Он словно соткался из воздуха — мгновенно, без каких-либо признаков эфирного перехода.
— Вы, Меритари, совсем охренели уже! — с перепугу ляпнул я. — Стучаться надо!
Человек словно меня не услышал. Вопреки моему предположению он не носил красного — вся его одежда была серая и не отличалась изысканностью, хоть и выглядела опрятно. Причислить незнакомца к Ордену было нельзя хотя бы потому, что в нём не было присущего меритаритам лоска и заносчивости. На первый взгляд этот человек вообще не производил никакого впечатления. Он был обычен с ног до головы, не выделялся ни ростом, ни одеждой, ни позой. Но потом я разглядел его глаза — беззрачковые буркалы — и от одного их вида меня взяла оторопь.
В первые же мгновения я понял — случай подкинул мне
Белоглазый разглядывал меня, я — его. Внутри зашевелилось что-то нехорошее. Чутьё подсказывало, что передо мной человек, который сам себя создал. Он знал, кем хочет стать, и стал им в точности — ведь недаром вся эта серая одежда, заурядная внешность и потусторонний взгляд. Эта способность к тотальному самоконтролю пугала, хоть и была всего лишь моим домыслом. Но на этом заканчивались даже домыслы — больше я не смог прочесть по своему визави ничего. Судя по пристальному взгляду, незнакомец что-то обо мне знал — и я терпеливо ждал от него действий, любых, чтобы эта странная встреча стала хоть чуть-чуть понятнее.
Однако прежде, чем он заговорил, прошла целая вечность молчания.

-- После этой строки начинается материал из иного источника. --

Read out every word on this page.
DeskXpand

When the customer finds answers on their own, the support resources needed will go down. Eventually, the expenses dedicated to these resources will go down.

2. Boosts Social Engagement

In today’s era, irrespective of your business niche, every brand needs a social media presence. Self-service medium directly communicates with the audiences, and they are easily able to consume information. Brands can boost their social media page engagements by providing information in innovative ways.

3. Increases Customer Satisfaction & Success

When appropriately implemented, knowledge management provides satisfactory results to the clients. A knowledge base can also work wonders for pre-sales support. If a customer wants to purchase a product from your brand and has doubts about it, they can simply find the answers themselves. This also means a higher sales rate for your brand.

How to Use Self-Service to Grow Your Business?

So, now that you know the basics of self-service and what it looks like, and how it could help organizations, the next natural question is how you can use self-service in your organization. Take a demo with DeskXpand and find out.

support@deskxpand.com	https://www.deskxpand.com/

— Так вот ты какой, ученик Мага, — бесцветно сказал он. — Переживать, видимо, не стоило.
— Уж какой есть, — отозвался я как можно равнодушнее. — А ты-то кто такой?
Белоглазый не ответил. Ему, похоже, было наплевать, отвечу я, не отвечу или прямо сейчас скопычусь. Такое хамство я терпеть не собирался, так что продолжил беседу словно бы с самим собой:
— Никто не называл моего учителя Магом. Нет, он, конечно, им и был, но ни одна чародейская душонка его почему-то так не называла. Всё больше «изгоем» или «ренегатом», или «колдуном». Хотя никто его ниоткуда не изгонял. Да и никогда он не был в стане Ордена, чтобы зваться ренегатом… Но это ведь не главное, правда? Главное — дать врагу обидную кличку. А Орден ведёт такую политику, что все, кто к нему не присоединяется — враг. И раз уж прогнуть Мага под себя они не смогли, так хоть полили грязью — лаяли на него с безопасного расстояния обидными кличками… Вот только плевать он хотел, как его называют. И правильно. Пускай себе пёс брешет, раз на большее смелости не хватает.
— Я был с ним знаком, — уронил человек в сером, не сводя с меня застывшего взгляда. — Недолго. Действительно, прозвища его мало волновали.
— Что-то сомневаюсь, что вы были добрыми приятелями.
— Нет, не были. Он был камнем, а я — сапогом. И у меня хватило смелости убрать его с дороги.
Я вскипел буквально за секунду.
— Это ты сравнял Квисленд? — прорычал я, через боль дёрнувшись вперёд.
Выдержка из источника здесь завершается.